Tal como já se indicou, porque o Exequente considera que teria que ser colocado no 1.º lugar do concurso em cumprimento da sentença executada, assim se procedendo à reconstituição da situação hipoteticamente devida, pede a final da PI para:
- ser revogada a concessão efectuada a favor da M.........., encerrando-se - para futuro - o centro de inspecções automóveis por aquela explorado;
- para ser paga pela RAM a quantia total de €19.568.000,00, pelos ganhos líquidos que o Exequente deixou de auferir de Setembro de 1997 a 31/12/2014, que entende equivalentes aos lucros que a M.......... obteve nesse período;
- para ser paga pela RAM da quantia de €6.661.000,00, correspondente aos ganhos que a M.......... virá a auferir até ao termo de duração previsível do contrato de gestão e que correspondem aos que o Exequente podia ter auferido;
- serem pagos os juros vencidos e vincendos, à taxa legal até integral pagamento;
- para serem condenados os titulares do órgão do Executado no pagamento de uma sanção pecuniária compulsória pelo atraso na execução.

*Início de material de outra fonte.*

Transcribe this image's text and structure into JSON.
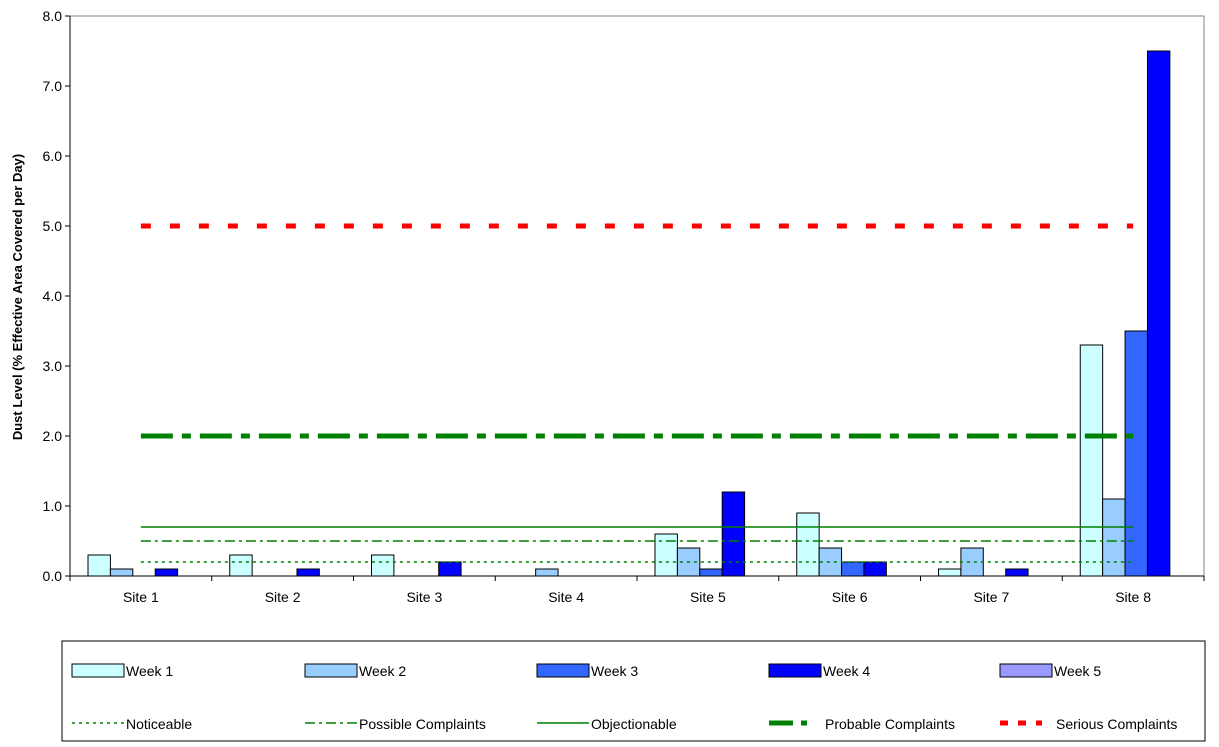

Através do requerimento de aperfeiçoamento, o Exequente este vem pedir a correcção do pedido relativamente ao valor de €6.661.000,00, que requer para ser desconsiderado.
Pede, também, que a PI seja aperfeiçoada com a contabilização dos juros vencidos e vincendos, à taxa legal, que à data da apresentação da PI indica como totalizando €6.021,760,00.

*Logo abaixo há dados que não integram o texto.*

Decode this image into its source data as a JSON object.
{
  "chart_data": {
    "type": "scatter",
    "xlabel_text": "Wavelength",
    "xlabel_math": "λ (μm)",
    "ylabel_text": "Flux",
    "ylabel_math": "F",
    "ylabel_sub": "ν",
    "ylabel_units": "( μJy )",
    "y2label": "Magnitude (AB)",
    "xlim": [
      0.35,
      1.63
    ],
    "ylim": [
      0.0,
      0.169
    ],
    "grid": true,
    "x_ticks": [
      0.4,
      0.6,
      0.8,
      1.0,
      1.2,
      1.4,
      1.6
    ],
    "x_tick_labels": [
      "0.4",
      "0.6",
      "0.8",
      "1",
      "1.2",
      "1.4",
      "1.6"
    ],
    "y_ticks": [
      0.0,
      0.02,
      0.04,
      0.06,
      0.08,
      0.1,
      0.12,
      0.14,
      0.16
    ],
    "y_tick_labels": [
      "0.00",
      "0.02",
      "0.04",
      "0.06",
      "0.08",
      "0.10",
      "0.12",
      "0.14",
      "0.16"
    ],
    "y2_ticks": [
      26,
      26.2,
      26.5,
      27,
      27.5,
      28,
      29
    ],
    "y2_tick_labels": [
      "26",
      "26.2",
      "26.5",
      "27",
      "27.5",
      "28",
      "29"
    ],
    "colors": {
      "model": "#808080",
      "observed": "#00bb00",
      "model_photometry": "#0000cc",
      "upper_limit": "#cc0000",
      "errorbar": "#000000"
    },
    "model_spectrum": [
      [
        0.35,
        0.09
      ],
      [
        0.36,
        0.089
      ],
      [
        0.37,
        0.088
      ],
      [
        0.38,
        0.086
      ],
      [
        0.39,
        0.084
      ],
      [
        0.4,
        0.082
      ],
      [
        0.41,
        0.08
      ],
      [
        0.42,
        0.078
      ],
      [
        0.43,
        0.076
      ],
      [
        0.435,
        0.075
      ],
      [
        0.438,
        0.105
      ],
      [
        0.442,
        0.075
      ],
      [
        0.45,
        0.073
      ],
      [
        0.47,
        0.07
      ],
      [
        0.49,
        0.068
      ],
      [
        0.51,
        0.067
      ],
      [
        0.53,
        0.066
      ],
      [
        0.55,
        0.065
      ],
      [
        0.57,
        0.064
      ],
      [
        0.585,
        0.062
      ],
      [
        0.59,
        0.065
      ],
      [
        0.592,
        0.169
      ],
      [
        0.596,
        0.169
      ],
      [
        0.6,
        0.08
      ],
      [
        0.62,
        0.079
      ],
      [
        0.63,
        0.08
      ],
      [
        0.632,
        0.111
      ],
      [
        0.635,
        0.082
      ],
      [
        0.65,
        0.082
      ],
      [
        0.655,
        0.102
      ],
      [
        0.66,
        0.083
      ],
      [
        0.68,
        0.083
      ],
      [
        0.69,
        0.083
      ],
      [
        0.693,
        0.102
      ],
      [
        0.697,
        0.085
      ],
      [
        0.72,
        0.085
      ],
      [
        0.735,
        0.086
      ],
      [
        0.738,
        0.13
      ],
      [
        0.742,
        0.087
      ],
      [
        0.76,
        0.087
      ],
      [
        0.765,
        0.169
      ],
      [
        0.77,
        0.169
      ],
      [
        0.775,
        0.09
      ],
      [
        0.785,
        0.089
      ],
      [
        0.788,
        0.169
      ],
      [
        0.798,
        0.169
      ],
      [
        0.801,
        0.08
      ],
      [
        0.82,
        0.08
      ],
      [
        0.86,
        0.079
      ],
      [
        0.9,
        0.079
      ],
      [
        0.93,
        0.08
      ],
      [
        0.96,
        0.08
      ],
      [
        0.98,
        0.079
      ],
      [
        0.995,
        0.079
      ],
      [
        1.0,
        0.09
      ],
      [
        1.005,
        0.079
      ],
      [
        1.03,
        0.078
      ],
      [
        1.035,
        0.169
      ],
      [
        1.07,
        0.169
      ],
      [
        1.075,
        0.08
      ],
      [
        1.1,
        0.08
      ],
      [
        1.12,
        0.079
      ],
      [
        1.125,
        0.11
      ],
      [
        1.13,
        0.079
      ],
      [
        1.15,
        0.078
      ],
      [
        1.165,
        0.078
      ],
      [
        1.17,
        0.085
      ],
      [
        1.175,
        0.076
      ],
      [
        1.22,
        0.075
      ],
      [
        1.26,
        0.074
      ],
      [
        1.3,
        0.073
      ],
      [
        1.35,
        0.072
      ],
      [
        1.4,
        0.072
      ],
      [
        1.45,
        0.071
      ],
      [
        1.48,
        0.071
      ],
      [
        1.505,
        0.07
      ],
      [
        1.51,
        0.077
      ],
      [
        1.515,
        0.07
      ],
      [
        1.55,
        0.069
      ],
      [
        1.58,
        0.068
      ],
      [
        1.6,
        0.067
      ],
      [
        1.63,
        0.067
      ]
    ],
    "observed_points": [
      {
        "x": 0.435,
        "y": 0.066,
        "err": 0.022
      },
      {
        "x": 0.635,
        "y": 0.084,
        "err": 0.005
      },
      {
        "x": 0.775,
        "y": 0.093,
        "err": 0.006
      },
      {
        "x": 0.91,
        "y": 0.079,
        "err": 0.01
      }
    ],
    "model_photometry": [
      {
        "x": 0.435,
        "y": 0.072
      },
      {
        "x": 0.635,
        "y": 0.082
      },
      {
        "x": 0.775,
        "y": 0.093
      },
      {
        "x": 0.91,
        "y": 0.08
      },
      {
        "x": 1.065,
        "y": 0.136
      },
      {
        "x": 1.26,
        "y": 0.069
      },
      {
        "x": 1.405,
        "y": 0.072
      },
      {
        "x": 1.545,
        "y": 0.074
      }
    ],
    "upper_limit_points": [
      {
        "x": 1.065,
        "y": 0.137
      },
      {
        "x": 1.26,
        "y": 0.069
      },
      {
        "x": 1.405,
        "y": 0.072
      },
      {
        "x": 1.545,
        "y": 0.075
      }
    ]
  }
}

Como deriva da causa de pedir constante da PI, o A. e Exequente considera que a execução da sentença declarativa implica que o acto que atribuiu à M.......... a autorização para o exercício da actividade de inspecções periódicas de veículos na RAM deve deixar de produzir efeitos – necessariamente para futuro. Daí que peticione que se determine o encerramento do estabelecimento explorado ao abrigo daquela autorização, que aduz ser uma concessão, que permitiu o exercício da indicada actividade até aos dias de hoje.
O referido acto autorizativo não é uma concessão, isto é, não corresponde a um contrato de concessão, como bem indica o R. e Executado. Portanto, apenas se pode entender o indicado pedido do Exequente com equivalendo a um sinónimo, em linguagem corrente e trivial, de autorização, não no sentido técnico jurídico perfeito.

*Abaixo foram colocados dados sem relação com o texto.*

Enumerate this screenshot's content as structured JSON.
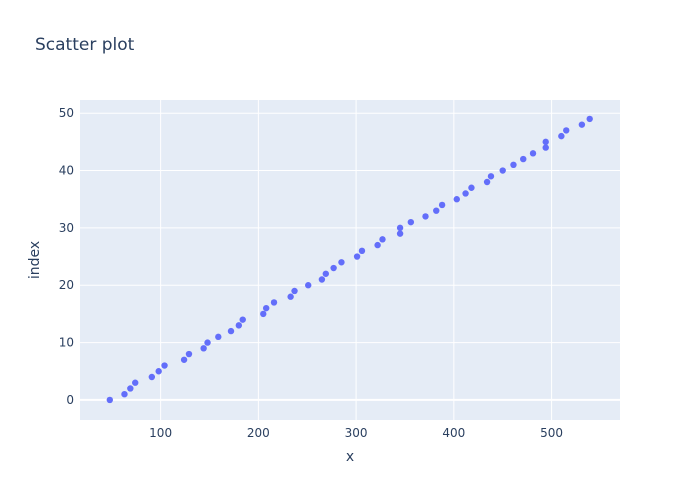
{
  "chart_data": {
    "type": "scatter",
    "title": "Scatter plot",
    "xlabel": "x",
    "ylabel": "index",
    "xlim": [
      17.5,
      570
    ],
    "ylim": [
      -3.5,
      52.3
    ],
    "xticks": [
      100,
      200,
      300,
      400,
      500
    ],
    "yticks": [
      0,
      10,
      20,
      30,
      40,
      50
    ],
    "grid": true,
    "legend": "none",
    "colors": {
      "marker": "#636efa",
      "plot_bg": "#e5ecf6",
      "text": "#2a3f5f"
    },
    "series": [
      {
        "x": [
          48,
          63,
          69,
          74,
          91,
          98,
          104,
          124,
          129,
          144,
          148,
          159,
          172,
          180,
          184,
          205,
          208,
          216,
          233,
          237,
          251,
          265,
          269,
          277,
          285,
          301,
          306,
          322,
          327,
          345,
          345,
          356,
          371,
          382,
          388,
          403,
          412,
          418,
          434,
          438,
          450,
          461,
          471,
          481,
          494,
          494,
          510,
          515,
          531,
          539
        ],
        "y": [
          0,
          1,
          2,
          3,
          4,
          5,
          6,
          7,
          8,
          9,
          10,
          11,
          12,
          13,
          14,
          15,
          16,
          17,
          18,
          19,
          20,
          21,
          22,
          23,
          24,
          25,
          26,
          27,
          28,
          29,
          30,
          31,
          32,
          33,
          34,
          35,
          36,
          37,
          38,
          39,
          40,
          41,
          42,
          43,
          44,
          45,
          46,
          47,
          48,
          49
        ]
      }
    ]
  }
}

Feito tal esclarecimento, o indicado pedido para que a autorização concedida e anulada não produza os efeitos de permitir que a M.......... se mantenha a explorar o centro de inspecções, não colide com o pedido de pagamento de uma indemnização pelos ganhos líquidos que o Exequente diz que deixou de auferir de Setembro de 1997 a 31/12/2014, por não ter feito ele próprio tal exploração.
Ou seja, improcede a invocada ineptidão da PI, por nela estarem feitos pedidos de objecto impossível e substancialmente incompatíveis.

Da excepção de erro na forma do processo e das questões da inadmissibilidade do pedido indemnizatório e da desistência dos pedidos de natureza não indemnizatória formulados pelo Exequente no artigo 181.º da réplica
Foi suscitada pelo Governo da RAM a excepção de erro na forma do processo e a inadmissibilidade do pedido indemnizatório por se estar frente a uma acção de execução e não a uma acção de indemnização por acto ilícito.
Na reclamação para a Conferência o Exequente suscita a questão do processo ter sido iniciado como uma execução para pagamento de quantia certa e só mais tarde ter sido corrigida para a forma de execução de sentença anulatória, circunstância que na óptica do Exequente releva para o conhecimento da acção.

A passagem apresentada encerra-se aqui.